Scale effects in internal wave attractors

TL;DR

This study investigates how scale influences internal wave attractors in both linear and nonlinear regimes using experiments and numerical simulations, revealing classical viscous scaling and energy cascade effects.

Contribution

It provides the first detailed analysis of scale effects in internal wave attractors, combining experimental and numerical methods across regimes.

Findings

Linear regime shows classical viscous scaling for beam width.

Nonlinear regime links width-to-length ratio scaling with energy cascade.

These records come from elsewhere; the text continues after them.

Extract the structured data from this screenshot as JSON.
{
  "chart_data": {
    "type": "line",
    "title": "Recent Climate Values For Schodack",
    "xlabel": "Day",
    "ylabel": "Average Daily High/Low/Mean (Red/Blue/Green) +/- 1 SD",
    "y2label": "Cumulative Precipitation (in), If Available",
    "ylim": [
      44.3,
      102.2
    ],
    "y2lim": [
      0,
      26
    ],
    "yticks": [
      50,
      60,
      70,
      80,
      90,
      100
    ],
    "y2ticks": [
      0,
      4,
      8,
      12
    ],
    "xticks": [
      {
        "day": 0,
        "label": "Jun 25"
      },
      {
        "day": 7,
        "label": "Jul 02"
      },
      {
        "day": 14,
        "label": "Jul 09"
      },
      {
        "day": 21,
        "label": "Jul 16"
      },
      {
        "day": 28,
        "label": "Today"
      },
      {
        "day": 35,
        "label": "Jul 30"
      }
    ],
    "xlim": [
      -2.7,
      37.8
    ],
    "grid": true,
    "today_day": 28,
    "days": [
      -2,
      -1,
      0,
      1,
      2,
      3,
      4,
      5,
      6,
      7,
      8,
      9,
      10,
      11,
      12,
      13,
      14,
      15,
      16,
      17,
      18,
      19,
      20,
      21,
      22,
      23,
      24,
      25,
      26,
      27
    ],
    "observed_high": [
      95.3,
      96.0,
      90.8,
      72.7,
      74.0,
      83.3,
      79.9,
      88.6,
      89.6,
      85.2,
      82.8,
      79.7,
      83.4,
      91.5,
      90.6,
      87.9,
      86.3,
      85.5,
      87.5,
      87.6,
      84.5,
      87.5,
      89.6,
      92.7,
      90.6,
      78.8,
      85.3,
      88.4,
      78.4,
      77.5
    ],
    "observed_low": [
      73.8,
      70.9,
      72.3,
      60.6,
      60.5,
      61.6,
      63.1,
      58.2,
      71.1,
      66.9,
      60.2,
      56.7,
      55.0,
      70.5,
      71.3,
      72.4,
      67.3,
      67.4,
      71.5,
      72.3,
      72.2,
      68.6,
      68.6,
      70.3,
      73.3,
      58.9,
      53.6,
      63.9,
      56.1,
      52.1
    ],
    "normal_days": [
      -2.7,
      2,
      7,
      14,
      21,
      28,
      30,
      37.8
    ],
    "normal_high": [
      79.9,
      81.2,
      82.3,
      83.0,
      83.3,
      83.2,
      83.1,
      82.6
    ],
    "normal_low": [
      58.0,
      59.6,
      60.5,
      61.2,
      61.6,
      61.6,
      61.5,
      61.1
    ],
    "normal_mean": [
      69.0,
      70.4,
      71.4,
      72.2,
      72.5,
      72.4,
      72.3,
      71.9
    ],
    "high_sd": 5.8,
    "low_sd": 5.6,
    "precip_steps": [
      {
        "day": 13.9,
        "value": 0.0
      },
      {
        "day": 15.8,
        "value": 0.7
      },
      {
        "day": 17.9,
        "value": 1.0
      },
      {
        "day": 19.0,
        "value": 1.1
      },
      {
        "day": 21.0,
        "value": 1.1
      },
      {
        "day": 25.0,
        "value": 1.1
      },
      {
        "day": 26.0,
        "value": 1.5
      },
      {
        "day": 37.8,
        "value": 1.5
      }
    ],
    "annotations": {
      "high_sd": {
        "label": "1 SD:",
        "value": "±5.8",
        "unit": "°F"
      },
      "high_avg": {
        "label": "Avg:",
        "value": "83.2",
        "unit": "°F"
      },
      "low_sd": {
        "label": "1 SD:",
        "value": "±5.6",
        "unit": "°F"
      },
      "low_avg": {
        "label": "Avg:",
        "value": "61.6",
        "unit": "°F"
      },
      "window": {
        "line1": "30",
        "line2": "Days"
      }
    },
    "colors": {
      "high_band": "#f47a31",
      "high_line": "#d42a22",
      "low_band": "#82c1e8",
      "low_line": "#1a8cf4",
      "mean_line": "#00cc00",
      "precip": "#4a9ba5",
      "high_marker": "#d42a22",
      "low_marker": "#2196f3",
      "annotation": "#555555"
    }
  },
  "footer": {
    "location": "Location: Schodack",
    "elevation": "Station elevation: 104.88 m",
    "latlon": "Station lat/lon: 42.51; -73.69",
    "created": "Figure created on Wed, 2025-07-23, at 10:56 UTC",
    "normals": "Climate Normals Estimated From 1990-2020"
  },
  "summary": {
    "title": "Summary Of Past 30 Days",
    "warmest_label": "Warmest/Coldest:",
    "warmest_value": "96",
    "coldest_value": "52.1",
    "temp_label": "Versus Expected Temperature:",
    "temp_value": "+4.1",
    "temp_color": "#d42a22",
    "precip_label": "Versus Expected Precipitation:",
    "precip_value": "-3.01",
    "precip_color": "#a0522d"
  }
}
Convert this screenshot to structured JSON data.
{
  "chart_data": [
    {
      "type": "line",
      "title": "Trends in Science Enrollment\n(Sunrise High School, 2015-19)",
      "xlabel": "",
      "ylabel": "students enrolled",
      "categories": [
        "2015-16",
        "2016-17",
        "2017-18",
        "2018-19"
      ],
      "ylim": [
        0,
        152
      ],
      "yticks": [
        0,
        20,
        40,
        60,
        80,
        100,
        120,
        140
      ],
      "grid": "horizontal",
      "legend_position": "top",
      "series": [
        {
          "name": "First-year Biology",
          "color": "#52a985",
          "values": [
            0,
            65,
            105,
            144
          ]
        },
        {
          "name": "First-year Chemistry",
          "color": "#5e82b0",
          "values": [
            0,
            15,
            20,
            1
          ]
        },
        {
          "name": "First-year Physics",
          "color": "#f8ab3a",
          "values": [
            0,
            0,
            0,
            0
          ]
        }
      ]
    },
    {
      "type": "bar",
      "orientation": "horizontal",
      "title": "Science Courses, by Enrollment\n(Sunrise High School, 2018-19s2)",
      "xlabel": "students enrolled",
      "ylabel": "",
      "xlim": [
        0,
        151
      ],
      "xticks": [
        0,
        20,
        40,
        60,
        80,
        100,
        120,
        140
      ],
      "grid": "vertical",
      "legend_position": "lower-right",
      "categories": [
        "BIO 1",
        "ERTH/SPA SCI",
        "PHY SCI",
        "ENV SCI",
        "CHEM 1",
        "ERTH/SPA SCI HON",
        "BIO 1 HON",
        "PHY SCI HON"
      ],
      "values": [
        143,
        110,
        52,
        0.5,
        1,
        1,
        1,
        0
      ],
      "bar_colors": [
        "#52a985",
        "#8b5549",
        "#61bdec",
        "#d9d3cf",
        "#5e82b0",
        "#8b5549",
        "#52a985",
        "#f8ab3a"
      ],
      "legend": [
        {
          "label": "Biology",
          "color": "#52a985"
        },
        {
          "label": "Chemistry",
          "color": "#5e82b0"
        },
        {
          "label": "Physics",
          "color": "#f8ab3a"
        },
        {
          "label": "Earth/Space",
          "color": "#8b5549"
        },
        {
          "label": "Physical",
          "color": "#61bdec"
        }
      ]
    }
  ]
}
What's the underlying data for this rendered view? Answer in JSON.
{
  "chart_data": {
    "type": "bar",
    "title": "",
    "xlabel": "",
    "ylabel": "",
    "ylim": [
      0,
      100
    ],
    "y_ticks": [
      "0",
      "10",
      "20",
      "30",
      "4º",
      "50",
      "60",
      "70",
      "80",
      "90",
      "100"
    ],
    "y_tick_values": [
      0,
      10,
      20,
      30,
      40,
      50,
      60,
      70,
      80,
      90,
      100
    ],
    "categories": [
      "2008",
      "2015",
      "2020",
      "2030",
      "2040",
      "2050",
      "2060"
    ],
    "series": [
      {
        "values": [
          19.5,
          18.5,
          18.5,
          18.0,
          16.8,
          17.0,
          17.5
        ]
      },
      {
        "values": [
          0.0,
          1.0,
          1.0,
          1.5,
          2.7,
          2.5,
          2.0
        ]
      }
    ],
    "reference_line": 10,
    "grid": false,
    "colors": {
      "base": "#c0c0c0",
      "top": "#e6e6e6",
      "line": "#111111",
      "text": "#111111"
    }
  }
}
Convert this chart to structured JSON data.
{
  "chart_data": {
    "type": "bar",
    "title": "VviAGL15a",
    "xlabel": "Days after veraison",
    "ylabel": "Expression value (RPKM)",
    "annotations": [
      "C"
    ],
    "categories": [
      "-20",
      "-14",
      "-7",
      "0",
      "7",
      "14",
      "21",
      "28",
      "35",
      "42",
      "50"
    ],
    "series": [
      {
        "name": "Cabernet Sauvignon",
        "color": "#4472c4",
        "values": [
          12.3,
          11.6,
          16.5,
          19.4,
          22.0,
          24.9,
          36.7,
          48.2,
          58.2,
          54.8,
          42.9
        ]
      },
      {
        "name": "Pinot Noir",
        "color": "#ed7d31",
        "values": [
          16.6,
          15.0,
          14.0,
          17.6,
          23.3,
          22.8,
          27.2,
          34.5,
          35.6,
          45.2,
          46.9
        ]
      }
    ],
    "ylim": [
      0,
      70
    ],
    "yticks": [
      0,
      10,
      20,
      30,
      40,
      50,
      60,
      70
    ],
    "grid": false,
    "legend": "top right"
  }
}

Results include wavelength, amplitude, and width variations over time and forcing amplitude.

Abstract

As a necessary preliminary step toward geophysically significant extrapolations, we study the scale effects in internal wave attractors in the linear and nonlinear regimes. We use two geometrically similar experimental set-ups, scaled to factor 3, and numerical simulations (a spectral element method, based on the Nek5000 open solver) for a range of parameters that is typically accessible in laboratory. In the linear regime, we recover the classical viscous scaling for the beam width, which is not affected by variations of the amplitude of the input perturbation. In the nonlinear regime, we show that the scaling of the width-to-length ratio of the attractor branches is intimately related with the energy cascade from large-scale energy input to dissipation. We present results for the wavelength, amplitude and width of the beam as a function of time and as a function of the amplitude of the forcing.